Cuadras melakukan debutnya pada tahun 2008 kemudian mencapai puncak kariernya pada tahun 2014 sewaktu ia merebut peringkat juara bola kelas terbang super WBC.
Dia mempertahankan peringkat yang dimaksud enam kali, mengukuhkan dirinya sebagai salah satu nama terkemuka di divisi yang dimaksud sepanjang dekade terakhir. Cuadras pensiun dengan rekor 44 kemenangan, 6 kekalahan, 1 seri, serta 28 KO.
Selama kariernya, Cuadras menghadapi tantangan baik dalam pada maupun dalam luar ring, termasuk periode rehabilitasi yang beliau atasi sebelum kembali untuk mengungguli sabuk sementara pada tahun 2023.
Kemenangan terakhirnya datang pada Mei 2025, membangkitkan harapan untuk kembali mengejar peringkat dunia.
Namun, pasca kekalahan dalam Jepang, Cuadras menyadari bahwa beliau tiada lagi berada dalam puncak situasi fisiknya serta memilih untuk mundur dengan terhormat, menjauhi bermetamorfosis menjadi batu loncatan bagi petinju muda.
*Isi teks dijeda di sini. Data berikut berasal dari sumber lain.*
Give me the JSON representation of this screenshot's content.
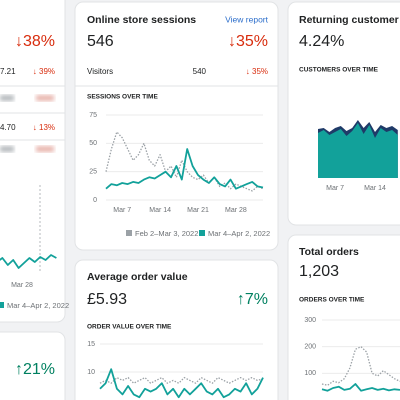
{
  "cards": [
    {
      "headline_change": "↓38%",
      "rows": [
        {
          "value": "7.21",
          "change": "↓ 39%"
        },
        {
          "value": "4.70",
          "change": "↓ 13%"
        }
      ],
      "chart": {
        "type": "line",
        "x_labels": [
          "Mar 28"
        ],
        "series": [
          {
            "name": "Mar 4–Apr 2, 2022",
            "color": "#12a19a",
            "values": [
              6.5,
              8.5,
              5,
              7.5,
              3.5,
              6,
              8.5,
              6.5,
              9,
              7.5,
              10,
              8.5
            ]
          }
        ]
      }
    },
    {
      "title": "Online store sessions",
      "link": "View report",
      "value": "546",
      "change": "↓35%",
      "rows": [
        {
          "label": "Visitors",
          "value": "540",
          "change": "↓ 35%"
        }
      ],
      "chart": {
        "type": "line",
        "title": "SESSIONS OVER TIME",
        "ylim": [
          0,
          75
        ],
        "yticks": [
          0,
          25,
          50,
          75
        ],
        "grid": true,
        "x_labels": [
          "Mar 7",
          "Mar 14",
          "Mar 21",
          "Mar 28"
        ],
        "series": [
          {
            "name": "Feb 2–Mar 3, 2022",
            "color": "#9ba1a6",
            "style": "dotted",
            "values": [
              25,
              45,
              60,
              55,
              45,
              35,
              40,
              50,
              35,
              30,
              40,
              25,
              30,
              20,
              35,
              25,
              20,
              18,
              22,
              15,
              20,
              12,
              15,
              10,
              14,
              12,
              10,
              8,
              12,
              10
            ]
          },
          {
            "name": "Mar 4–Apr 2, 2022",
            "color": "#12a19a",
            "style": "solid",
            "values": [
              10,
              14,
              13,
              15,
              14,
              16,
              15,
              18,
              20,
              19,
              22,
              25,
              20,
              30,
              18,
              45,
              30,
              22,
              18,
              15,
              20,
              14,
              12,
              18,
              10,
              12,
              14,
              16,
              12,
              11
            ]
          }
        ]
      }
    },
    {
      "change": "↑21%"
    },
    {
      "title": "Average order value",
      "value": "£5.93",
      "change": "↑7%",
      "chart": {
        "type": "line",
        "title": "ORDER VALUE OVER TIME",
        "ylim": [
          5,
          15
        ],
        "yticks": [
          10,
          15
        ],
        "grid": true,
        "series": [
          {
            "color": "#9ba1a6",
            "style": "dotted",
            "values": [
              8,
              8.5,
              8,
              9,
              8.5,
              9,
              8,
              8.5,
              9,
              8,
              8.5,
              9,
              8,
              8.5,
              8,
              9,
              8.5,
              8,
              9,
              8.5,
              8,
              9,
              8.5,
              8,
              8.5,
              9,
              8.5,
              9,
              8.5,
              8.8
            ]
          },
          {
            "color": "#12a19a",
            "style": "solid",
            "values": [
              7,
              8,
              10.5,
              7,
              6,
              7.5,
              6,
              5.5,
              7,
              6.5,
              7,
              8,
              6,
              7,
              5.5,
              7,
              6,
              7,
              8,
              6.5,
              6,
              7,
              5.5,
              6,
              7,
              6.5,
              8,
              6,
              7,
              9
            ]
          }
        ]
      }
    },
    {
      "title": "Returning customer rate",
      "value": "4.24%",
      "chart": {
        "type": "area",
        "title": "CUSTOMERS OVER TIME",
        "x_labels": [
          "Mar 7",
          "Mar 14"
        ],
        "series": [
          {
            "color": "#1f3a68",
            "values": [
              4.9,
              5.0,
              4.6,
              5.0,
              5.2,
              4.7,
              5.0,
              5.8,
              5.0,
              5.6,
              4.6,
              5.3,
              5.0,
              5.2,
              4.8
            ]
          },
          {
            "color": "#12a19a",
            "values": [
              4.5,
              4.8,
              4.3,
              4.6,
              4.9,
              4.2,
              4.7,
              5.5,
              4.4,
              5.3,
              4.0,
              5.0,
              4.6,
              4.8,
              4.3
            ]
          }
        ]
      }
    },
    {
      "title": "Total orders",
      "value": "1,203",
      "chart": {
        "type": "line",
        "title": "ORDERS OVER TIME",
        "ylim": [
          0,
          300
        ],
        "yticks": [
          100,
          200,
          300
        ],
        "grid": true,
        "series": [
          {
            "color": "#9ba1a6",
            "style": "dotted",
            "values": [
              60,
              55,
              70,
              65,
              80,
              120,
              190,
              200,
              180,
              100,
              90,
              110,
              95,
              80,
              70
            ]
          },
          {
            "color": "#12a19a",
            "style": "solid",
            "values": [
              40,
              35,
              45,
              50,
              38,
              42,
              60,
              35,
              40,
              45,
              38,
              42,
              36,
              40,
              38
            ]
          }
        ]
      }
    }
  ]
}
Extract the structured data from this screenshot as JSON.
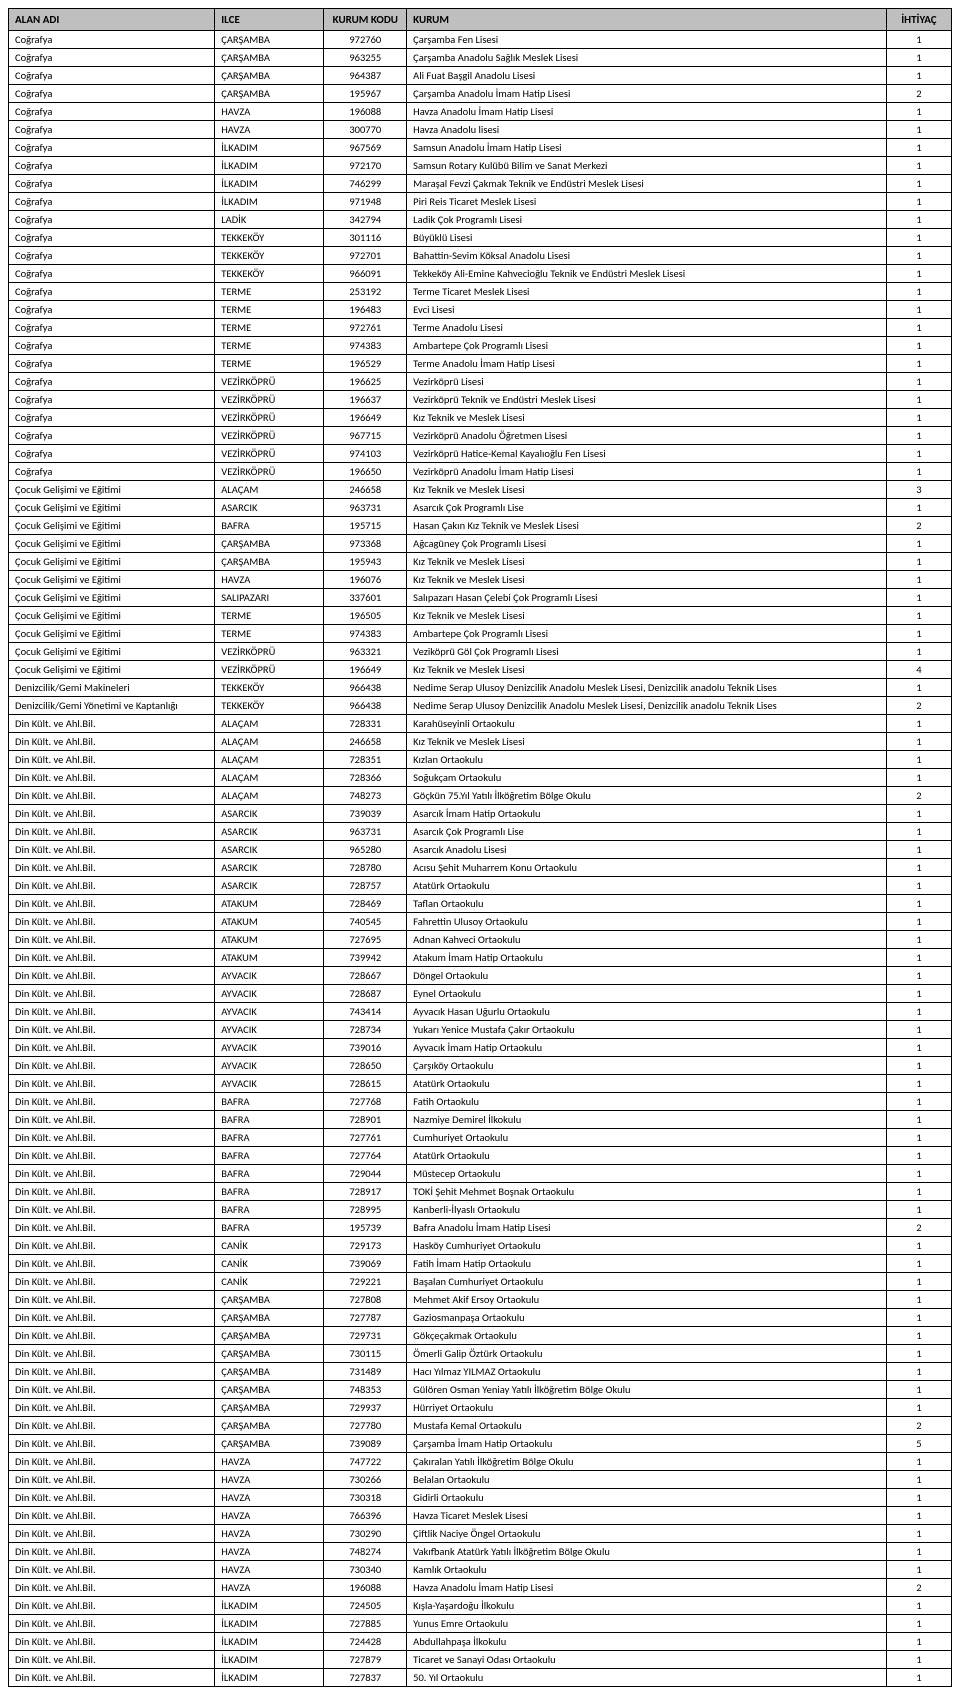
{
  "headers": {
    "alan": "ALAN ADI",
    "ilce": "ILCE",
    "kod": "KURUM KODU",
    "kurum": "KURUM",
    "ihtiyac": "İHTİYAÇ"
  },
  "rows": [
    [
      "Coğrafya",
      "ÇARŞAMBA",
      "972760",
      "Çarşamba Fen Lisesi",
      "1"
    ],
    [
      "Coğrafya",
      "ÇARŞAMBA",
      "963255",
      "Çarşamba Anadolu Sağlık Meslek Lisesi",
      "1"
    ],
    [
      "Coğrafya",
      "ÇARŞAMBA",
      "964387",
      "Ali Fuat Başgil Anadolu Lisesi",
      "1"
    ],
    [
      "Coğrafya",
      "ÇARŞAMBA",
      "195967",
      "Çarşamba Anadolu İmam Hatip Lisesi",
      "2"
    ],
    [
      "Coğrafya",
      "HAVZA",
      "196088",
      "Havza Anadolu İmam Hatip Lisesi",
      "1"
    ],
    [
      "Coğrafya",
      "HAVZA",
      "300770",
      "Havza Anadolu lisesi",
      "1"
    ],
    [
      "Coğrafya",
      "İLKADIM",
      "967569",
      "Samsun Anadolu İmam Hatip Lisesi",
      "1"
    ],
    [
      "Coğrafya",
      "İLKADIM",
      "972170",
      "Samsun Rotary Kulübü Bilim ve Sanat Merkezi",
      "1"
    ],
    [
      "Coğrafya",
      "İLKADIM",
      "746299",
      "Maraşal Fevzi Çakmak Teknik ve Endüstri Meslek Lisesi",
      "1"
    ],
    [
      "Coğrafya",
      "İLKADIM",
      "971948",
      "Piri Reis Ticaret Meslek Lisesi",
      "1"
    ],
    [
      "Coğrafya",
      "LADİK",
      "342794",
      "Ladik Çok Programlı Lisesi",
      "1"
    ],
    [
      "Coğrafya",
      "TEKKEKÖY",
      "301116",
      "Büyüklü Lisesi",
      "1"
    ],
    [
      "Coğrafya",
      "TEKKEKÖY",
      "972701",
      "Bahattin-Sevim Köksal Anadolu Lisesi",
      "1"
    ],
    [
      "Coğrafya",
      "TEKKEKÖY",
      "966091",
      "Tekkeköy Ali-Emine Kahvecioğlu Teknik ve Endüstri Meslek Lisesi",
      "1"
    ],
    [
      "Coğrafya",
      "TERME",
      "253192",
      "Terme Ticaret Meslek Lisesi",
      "1"
    ],
    [
      "Coğrafya",
      "TERME",
      "196483",
      "Evci Lisesi",
      "1"
    ],
    [
      "Coğrafya",
      "TERME",
      "972761",
      "Terme Anadolu Lisesi",
      "1"
    ],
    [
      "Coğrafya",
      "TERME",
      "974383",
      "Ambartepe Çok Programlı Lisesi",
      "1"
    ],
    [
      "Coğrafya",
      "TERME",
      "196529",
      "Terme Anadolu İmam Hatip Lisesi",
      "1"
    ],
    [
      "Coğrafya",
      "VEZİRKÖPRÜ",
      "196625",
      "Vezirköprü Lisesi",
      "1"
    ],
    [
      "Coğrafya",
      "VEZİRKÖPRÜ",
      "196637",
      "Vezirköprü Teknik ve Endüstri Meslek Lisesi",
      "1"
    ],
    [
      "Coğrafya",
      "VEZİRKÖPRÜ",
      "196649",
      "Kız Teknik ve Meslek Lisesi",
      "1"
    ],
    [
      "Coğrafya",
      "VEZİRKÖPRÜ",
      "967715",
      "Vezirköprü Anadolu Öğretmen Lisesi",
      "1"
    ],
    [
      "Coğrafya",
      "VEZİRKÖPRÜ",
      "974103",
      "Vezirköprü Hatice-Kemal Kayalıoğlu Fen Lisesi",
      "1"
    ],
    [
      "Coğrafya",
      "VEZİRKÖPRÜ",
      "196650",
      "Vezirköprü Anadolu İmam Hatip Lisesi",
      "1"
    ],
    [
      "Çocuk Gelişimi ve Eğitimi",
      "ALAÇAM",
      "246658",
      "Kız Teknik ve Meslek Lisesi",
      "3"
    ],
    [
      "Çocuk Gelişimi ve Eğitimi",
      "ASARCIK",
      "963731",
      "Asarcık Çok Programlı Lise",
      "1"
    ],
    [
      "Çocuk Gelişimi ve Eğitimi",
      "BAFRA",
      "195715",
      "Hasan Çakın Kız Teknik ve Meslek Lisesi",
      "2"
    ],
    [
      "Çocuk Gelişimi ve Eğitimi",
      "ÇARŞAMBA",
      "973368",
      "Ağcagüney Çok Programlı Lisesi",
      "1"
    ],
    [
      "Çocuk Gelişimi ve Eğitimi",
      "ÇARŞAMBA",
      "195943",
      "Kız Teknik ve Meslek Lisesi",
      "1"
    ],
    [
      "Çocuk Gelişimi ve Eğitimi",
      "HAVZA",
      "196076",
      "Kız Teknik ve Meslek Lisesi",
      "1"
    ],
    [
      "Çocuk Gelişimi ve Eğitimi",
      "SALIPAZARI",
      "337601",
      "Salıpazarı Hasan Çelebi Çok Programlı Lisesi",
      "1"
    ],
    [
      "Çocuk Gelişimi ve Eğitimi",
      "TERME",
      "196505",
      "Kız Teknik ve Meslek Lisesi",
      "1"
    ],
    [
      "Çocuk Gelişimi ve Eğitimi",
      "TERME",
      "974383",
      "Ambartepe Çok Programlı Lisesi",
      "1"
    ],
    [
      "Çocuk Gelişimi ve Eğitimi",
      "VEZİRKÖPRÜ",
      "963321",
      "Veziköprü Göl Çok Programlı Lisesi",
      "1"
    ],
    [
      "Çocuk Gelişimi ve Eğitimi",
      "VEZİRKÖPRÜ",
      "196649",
      "Kız Teknik ve Meslek Lisesi",
      "4"
    ],
    [
      "Denizcilik/Gemi Makineleri",
      "TEKKEKÖY",
      "966438",
      "Nedime Serap Ulusoy Denizcilik Anadolu Meslek Lisesi, Denizcilik anadolu Teknik Lises",
      "1"
    ],
    [
      "Denizcilik/Gemi Yönetimi ve Kaptanlığı",
      "TEKKEKÖY",
      "966438",
      "Nedime Serap Ulusoy Denizcilik Anadolu Meslek Lisesi, Denizcilik anadolu Teknik Lises",
      "2"
    ],
    [
      "Din Kült. ve Ahl.Bil.",
      "ALAÇAM",
      "728331",
      "Karahüseyinli Ortaokulu",
      "1"
    ],
    [
      "Din Kült. ve Ahl.Bil.",
      "ALAÇAM",
      "246658",
      "Kız Teknik ve Meslek Lisesi",
      "1"
    ],
    [
      "Din Kült. ve Ahl.Bil.",
      "ALAÇAM",
      "728351",
      "Kızlan Ortaokulu",
      "1"
    ],
    [
      "Din Kült. ve Ahl.Bil.",
      "ALAÇAM",
      "728366",
      "Soğukçam Ortaokulu",
      "1"
    ],
    [
      "Din Kült. ve Ahl.Bil.",
      "ALAÇAM",
      "748273",
      "Göçkün 75.Yıl Yatılı İlköğretim Bölge Okulu",
      "2"
    ],
    [
      "Din Kült. ve Ahl.Bil.",
      "ASARCIK",
      "739039",
      "Asarcık İmam Hatip Ortaokulu",
      "1"
    ],
    [
      "Din Kült. ve Ahl.Bil.",
      "ASARCIK",
      "963731",
      "Asarcık Çok Programlı Lise",
      "1"
    ],
    [
      "Din Kült. ve Ahl.Bil.",
      "ASARCIK",
      "965280",
      "Asarcık Anadolu Lisesi",
      "1"
    ],
    [
      "Din Kült. ve Ahl.Bil.",
      "ASARCIK",
      "728780",
      "Acısu Şehit Muharrem Konu Ortaokulu",
      "1"
    ],
    [
      "Din Kült. ve Ahl.Bil.",
      "ASARCIK",
      "728757",
      "Atatürk Ortaokulu",
      "1"
    ],
    [
      "Din Kült. ve Ahl.Bil.",
      "ATAKUM",
      "728469",
      "Taflan Ortaokulu",
      "1"
    ],
    [
      "Din Kült. ve Ahl.Bil.",
      "ATAKUM",
      "740545",
      "Fahrettin Ulusoy Ortaokulu",
      "1"
    ],
    [
      "Din Kült. ve Ahl.Bil.",
      "ATAKUM",
      "727695",
      "Adnan Kahveci Ortaokulu",
      "1"
    ],
    [
      "Din Kült. ve Ahl.Bil.",
      "ATAKUM",
      "739942",
      "Atakum İmam Hatip Ortaokulu",
      "1"
    ],
    [
      "Din Kült. ve Ahl.Bil.",
      "AYVACIK",
      "728667",
      "Döngel Ortaokulu",
      "1"
    ],
    [
      "Din Kült. ve Ahl.Bil.",
      "AYVACIK",
      "728687",
      "Eynel Ortaokulu",
      "1"
    ],
    [
      "Din Kült. ve Ahl.Bil.",
      "AYVACIK",
      "743414",
      "Ayvacık Hasan Uğurlu Ortaokulu",
      "1"
    ],
    [
      "Din Kült. ve Ahl.Bil.",
      "AYVACIK",
      "728734",
      "Yukarı Yenice Mustafa Çakır Ortaokulu",
      "1"
    ],
    [
      "Din Kült. ve Ahl.Bil.",
      "AYVACIK",
      "739016",
      "Ayvacık İmam Hatip Ortaokulu",
      "1"
    ],
    [
      "Din Kült. ve Ahl.Bil.",
      "AYVACIK",
      "728650",
      "Çarşıköy Ortaokulu",
      "1"
    ],
    [
      "Din Kült. ve Ahl.Bil.",
      "AYVACIK",
      "728615",
      "Atatürk Ortaokulu",
      "1"
    ],
    [
      "Din Kült. ve Ahl.Bil.",
      "BAFRA",
      "727768",
      "Fatih Ortaokulu",
      "1"
    ],
    [
      "Din Kült. ve Ahl.Bil.",
      "BAFRA",
      "728901",
      "Nazmiye Demirel İlkokulu",
      "1"
    ],
    [
      "Din Kült. ve Ahl.Bil.",
      "BAFRA",
      "727761",
      "Cumhuriyet Ortaokulu",
      "1"
    ],
    [
      "Din Kült. ve Ahl.Bil.",
      "BAFRA",
      "727764",
      "Atatürk Ortaokulu",
      "1"
    ],
    [
      "Din Kült. ve Ahl.Bil.",
      "BAFRA",
      "729044",
      "Müstecep Ortaokulu",
      "1"
    ],
    [
      "Din Kült. ve Ahl.Bil.",
      "BAFRA",
      "728917",
      "TOKİ Şehit Mehmet Boşnak Ortaokulu",
      "1"
    ],
    [
      "Din Kült. ve Ahl.Bil.",
      "BAFRA",
      "728995",
      "Kanberli-İlyaslı Ortaokulu",
      "1"
    ],
    [
      "Din Kült. ve Ahl.Bil.",
      "BAFRA",
      "195739",
      "Bafra Anadolu İmam Hatip Lisesi",
      "2"
    ],
    [
      "Din Kült. ve Ahl.Bil.",
      "CANİK",
      "729173",
      "Hasköy Cumhuriyet Ortaokulu",
      "1"
    ],
    [
      "Din Kült. ve Ahl.Bil.",
      "CANİK",
      "739069",
      "Fatih İmam Hatip Ortaokulu",
      "1"
    ],
    [
      "Din Kült. ve Ahl.Bil.",
      "CANİK",
      "729221",
      "Başalan Cumhuriyet Ortaokulu",
      "1"
    ],
    [
      "Din Kült. ve Ahl.Bil.",
      "ÇARŞAMBA",
      "727808",
      "Mehmet Akif Ersoy Ortaokulu",
      "1"
    ],
    [
      "Din Kült. ve Ahl.Bil.",
      "ÇARŞAMBA",
      "727787",
      "Gaziosmanpaşa Ortaokulu",
      "1"
    ],
    [
      "Din Kült. ve Ahl.Bil.",
      "ÇARŞAMBA",
      "729731",
      "Gökçeçakmak Ortaokulu",
      "1"
    ],
    [
      "Din Kült. ve Ahl.Bil.",
      "ÇARŞAMBA",
      "730115",
      "Ömerli Galip Öztürk Ortaokulu",
      "1"
    ],
    [
      "Din Kült. ve Ahl.Bil.",
      "ÇARŞAMBA",
      "731489",
      "Hacı Yılmaz YILMAZ Ortaokulu",
      "1"
    ],
    [
      "Din Kült. ve Ahl.Bil.",
      "ÇARŞAMBA",
      "748353",
      "Gülören Osman Yeniay Yatılı İlköğretim Bölge Okulu",
      "1"
    ],
    [
      "Din Kült. ve Ahl.Bil.",
      "ÇARŞAMBA",
      "729937",
      "Hürriyet Ortaokulu",
      "1"
    ],
    [
      "Din Kült. ve Ahl.Bil.",
      "ÇARŞAMBA",
      "727780",
      "Mustafa Kemal Ortaokulu",
      "2"
    ],
    [
      "Din Kült. ve Ahl.Bil.",
      "ÇARŞAMBA",
      "739089",
      "Çarşamba İmam Hatip Ortaokulu",
      "5"
    ],
    [
      "Din Kült. ve Ahl.Bil.",
      "HAVZA",
      "747722",
      "Çakıralan Yatılı İlköğretim Bölge Okulu",
      "1"
    ],
    [
      "Din Kült. ve Ahl.Bil.",
      "HAVZA",
      "730266",
      "Belalan Ortaokulu",
      "1"
    ],
    [
      "Din Kült. ve Ahl.Bil.",
      "HAVZA",
      "730318",
      "Gidirli Ortaokulu",
      "1"
    ],
    [
      "Din Kült. ve Ahl.Bil.",
      "HAVZA",
      "766396",
      "Havza Ticaret Meslek Lisesi",
      "1"
    ],
    [
      "Din Kült. ve Ahl.Bil.",
      "HAVZA",
      "730290",
      "Çiftlik Naciye Öngel Ortaokulu",
      "1"
    ],
    [
      "Din Kült. ve Ahl.Bil.",
      "HAVZA",
      "748274",
      "Vakıfbank Atatürk Yatılı İlköğretim Bölge Okulu",
      "1"
    ],
    [
      "Din Kült. ve Ahl.Bil.",
      "HAVZA",
      "730340",
      "Kamlık Ortaokulu",
      "1"
    ],
    [
      "Din Kült. ve Ahl.Bil.",
      "HAVZA",
      "196088",
      "Havza Anadolu İmam Hatip Lisesi",
      "2"
    ],
    [
      "Din Kült. ve Ahl.Bil.",
      "İLKADIM",
      "724505",
      "Kışla-Yaşardoğu İlkokulu",
      "1"
    ],
    [
      "Din Kült. ve Ahl.Bil.",
      "İLKADIM",
      "727885",
      "Yunus Emre Ortaokulu",
      "1"
    ],
    [
      "Din Kült. ve Ahl.Bil.",
      "İLKADIM",
      "724428",
      "Abdullahpaşa İlkokulu",
      "1"
    ],
    [
      "Din Kült. ve Ahl.Bil.",
      "İLKADIM",
      "727879",
      "Ticaret ve Sanayi Odası Ortaokulu",
      "1"
    ],
    [
      "Din Kült. ve Ahl.Bil.",
      "İLKADIM",
      "727837",
      "50. Yıl Ortaokulu",
      "1"
    ]
  ]
}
Dengan pengumuman pensiunnya, tinju Meksiko mengucapkan selamat tinggal terhadap seseorang juara yang digunakan diingat sebab keberaniannya, gaya menyerangnya, kemudian kemampuannya untuk memperbarui dirinya.
WBC menyatakan bahwa warisan Cuadras akan abadi dalam antara para legenda divisi terbang super dan juga pada masa kini ia siap untuk memulai sesi baru ke luar ring.